FPT Approximation and Subexponential Algorithms for Covering Few or Many Edges

We study the \textsc{$\alpha$-Fixed Cardinality Graph Partitioning ($\alpha$-FCGP)} problem, the generic local graph partitioning problem introduced by Bonnet et al. [Algorithmica 2015]. In this problem, we are given a graph $G$, two numbers $k,p$ and $0\leq\alpha\leq 1$, the question is whether there is a set $S\subseteq V$ of size $k$ with a specified coverage function $cov{\alpha}(S)$ at least $p$ (or at most $p$ for the minimization version). The coverage function $cov{\alpha}(\cdot)$ counts edges with exactly one endpoint in $S$ with weight $\alpha$ and edges with both endpoints in $S$ with weight $1 - \alpha$. $\alpha$-FCGP generalizes a number of fundamental graph problems such as \textsc{Densest $k$-Subgraph}, \textsc{Max $k$-Vertex Cover}, and \textsc{Max $(k,n-k)$-Cut}. A natural question in the study of $\alpha$-FCGP is whether the algorithmic results known for its special cases, like \textsc{Max $k$-Vertex Cover}, could be extended to more general settings. One of the simple but powerful methods for obtaining parameterized approximation [Manurangsi, SOSA 2019] and subexponential algorithms [Fomin et al. IPL 2011] for \textsc{Max $k$-Vertex Cover} is based on the greedy vertex degree orderings.

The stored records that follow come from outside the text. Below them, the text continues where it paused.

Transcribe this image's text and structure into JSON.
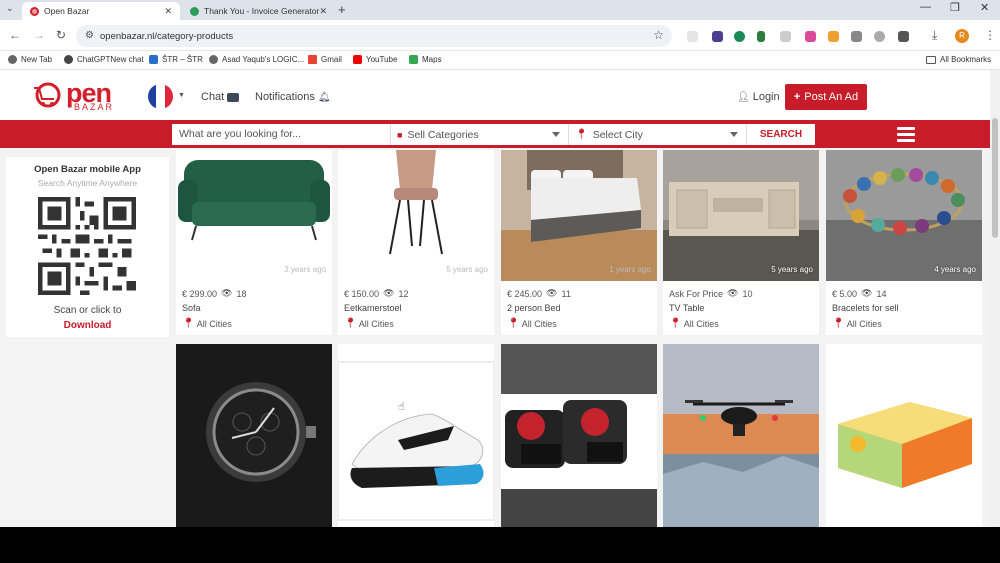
{
  "browser": {
    "tabs": [
      {
        "title": "Open Bazar",
        "active": true,
        "icon": "open-bazar-favicon"
      },
      {
        "title": "Thank You - Invoice Generator",
        "active": false,
        "icon": "invoice-generator-favicon"
      }
    ],
    "new_tab_symbol": "+",
    "url": "openbazar.nl/category-products",
    "bookmarks": [
      {
        "label": "New Tab",
        "icon": "globe-icon"
      },
      {
        "label": "ChatGPTNew chat",
        "icon": "chatgpt-icon"
      },
      {
        "label": "ŠTR – ŠTR",
        "icon": "bookmark-icon"
      },
      {
        "label": "Asad Yaqub's LOGIC...",
        "icon": "globe-icon"
      },
      {
        "label": "Gmail",
        "icon": "gmail-icon"
      },
      {
        "label": "YouTube",
        "icon": "youtube-icon"
      },
      {
        "label": "Maps",
        "icon": "maps-icon"
      }
    ],
    "all_bookmarks": "All Bookmarks",
    "profile_initial": "R"
  },
  "site": {
    "logo_word": "pen",
    "logo_sub": "BAZAR",
    "nav": {
      "chat": "Chat",
      "notifications": "Notifications"
    },
    "login": "Login",
    "post_ad": "Post An Ad",
    "search": {
      "placeholder": "What are you looking for...",
      "category": "Sell Categories",
      "city": "Select City",
      "button": "SEARCH"
    },
    "colors": {
      "brand_red": "#c81c2a"
    }
  },
  "sidebar": {
    "app_title": "Open Bazar mobile App",
    "app_subtitle": "Search Anytime Anywhere",
    "scan_text": "Scan or click to",
    "download": "Download"
  },
  "products": [
    {
      "price": "€ 299.00",
      "views": "18",
      "name": "Sofa",
      "city": "All Cities",
      "age": "3 years ago"
    },
    {
      "price": "€ 150.00",
      "views": "12",
      "name": "Eetkamerstoel",
      "city": "All Cities",
      "age": "5 years ago"
    },
    {
      "price": "€ 245.00",
      "views": "11",
      "name": "2 person Bed",
      "city": "All Cities",
      "age": "1 years ago"
    },
    {
      "price": "Ask For Price",
      "views": "10",
      "name": "TV Table",
      "city": "All Cities",
      "age": "5 years ago"
    },
    {
      "price": "€ 5.00",
      "views": "14",
      "name": "Bracelets for sell",
      "city": "All Cities",
      "age": "4 years ago"
    }
  ]
}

The main insight of our work is that the idea of greed vertex degree ordering could be used to design fixed-parameter approximation schemes (FPT-AS) for $\alpha > 0$ and the subexponential-time algorithms for the problem on apex-minor free graphs for maximization with $\alpha > 1/3$ and minimization with $\alpha < 1/3$.